We consider the maximum acceptable transient pulse in a node as the maximum SET duration that is attenuated before the primary outputs. When gate transistors increase in size, the delay usually decreases and a transient pulse propagates with less degradation. Misinterpretation regarding SET propagation must occur if the transient pulse is evaluated before sizing the gates in the path to the POs.
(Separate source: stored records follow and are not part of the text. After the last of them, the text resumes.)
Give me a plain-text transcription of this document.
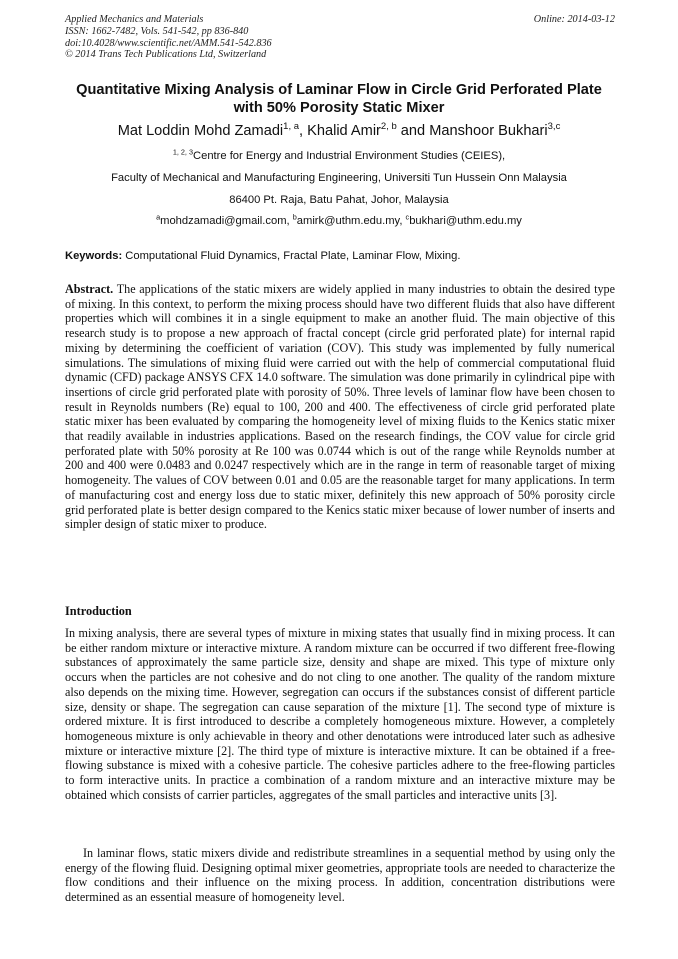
Applied Mechanics and Materials
ISSN: 1662-7482, Vols. 541-542, pp 836-840
doi:10.4028/www.scientific.net/AMM.541-542.836
© 2014 Trans Tech Publications Ltd, Switzerland
Online: 2014-03-12
Quantitative Mixing Analysis of Laminar Flow in Circle Grid Perforated Plate with 50% Porosity Static Mixer
Mat Loddin Mohd Zamadi$^{1, a}$, Khalid Amir$^{2, b}$ and Manshoor Bukhari$^{3,c}$
$^{1, 2, 3}$Centre for Energy and Industrial Environment Studies (CEIES),
Faculty of Mechanical and Manufacturing Engineering, Universiti Tun Hussein Onn Malaysia
86400 Pt. Raja, Batu Pahat, Johor, Malaysia
$^a$mohdzamadi@gmail.com, $^b$amirk@uthm.edu.my, $^c$bukhari@uthm.edu.my
Keywords: Computational Fluid Dynamics, Fractal Plate, Laminar Flow, Mixing.
Abstract. The applications of the static mixers are widely applied in many industries to obtain the desired type of mixing. In this context, to perform the mixing process should have two different fluids that also have different properties which will combines it in a single equipment to make an another fluid. The main objective of this research study is to propose a new approach of fractal concept (circle grid perforated plate) for internal rapid mixing by determining the coefficient of variation (COV). This study was implemented by fully numerical simulations. The simulations of mixing fluid were carried out with the help of commercial computational fluid dynamic (CFD) package ANSYS CFX 14.0 software. The simulation was done primarily in cylindrical pipe with insertions of circle grid perforated plate with porosity of 50%. Three levels of laminar flow have been chosen to result in Reynolds numbers (Re) equal to 100, 200 and 400. The effectiveness of circle grid perforated plate static mixer has been evaluated by comparing the homogeneity level of mixing fluids to the Kenics static mixer that readily available in industries applications. Based on the research findings, the COV value for circle grid perforated plate with 50% porosity at Re 100 was 0.0744 which is out of the range while Reynolds number at 200 and 400 were 0.0483 and 0.0247 respectively which are in the range in term of reasonable target of mixing homogeneity. The values of COV between 0.01 and 0.05 are the reasonable target for many applications. In term of manufacturing cost and energy loss due to static mixer, definitely this new approach of 50% porosity circle grid perforated plate is better design compared to the Kenics static mixer because of lower number of inserts and simpler design of static mixer to produce.
Introduction
In mixing analysis, there are several types of mixture in mixing states that usually find in mixing process. It can be either random mixture or interactive mixture. A random mixture can be occurred if two different free-flowing substances of approximately the same particle size, density and shape are mixed. This type of mixture only occurs when the particles are not cohesive and do not cling to one another. The quality of the random mixture also depends on the mixing time. However, segregation can occurs if the substances consist of different particle size, density or shape. The segregation can cause separation of the mixture [1]. The second type of mixture is ordered mixture. It is first introduced to describe a completely homogeneous mixture. However, a completely homogeneous mixture is only achievable in theory and other denotations were introduced later such as adhesive mixture or interactive mixture [2]. The third type of mixture is interactive mixture. It can be obtained if a free-flowing substance is mixed with a cohesive particle. The cohesive particles adhere to the free-flowing particles to form interactive units. In practice a combination of a random mixture and an interactive mixture may be obtained which consists of carrier particles, aggregates of the small particles and interactive units [3].
In laminar flows, static mixers divide and redistribute streamlines in a sequential method by using only the energy of the flowing fluid. Designing optimal mixer geometries, appropriate tools are needed to characterize the flow conditions and their influence on the mixing process. In addition, concentration distributions were determined as an essential measure of homogeneity level.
The Transistor Sizing Model

A node is assumed to be electrically masked if the transient pulse is suppressed before the outputs. The transient pulse propagation equations in Section A.4.2.3 address four situations where the SET duration can be fully reduced, partially reduced, or expanded. The function sizeTransistors( s, g, τn ) finds the minimum width of the transistors for the gateg according to the duration of the transient pulse τn.

Results

The worst case was an 87% area overhead for complete protection (0% sensitivity) against particles with charge Q = 0.3pC. Results show an average 83% area overhead for the symmetric size and 61% for the asymmetric size. Results show area overhead and timing penalties to protect some circuits from particles with charge Q= 0.3pC with final sensitivity of 0%.

Conclusions

La réduction de la puissance dynamique est le résultat direct de l’optimisation de la taille des transistors. La Figure A.5 montre la puissance et le retard résultant de la première étape d'optimisation pour certains circuits. Pour cette raison, nous incluons l’ajustement de la longueur des transistors dans le flux de conception.

Les résultats concernant l'ajustement de la longueur des transistors sont présentés dans le Tableau A.1. Une méthode de propagation est utilisée, dans laquelle le retard de porte et la durée d'un transitoire sont estimés.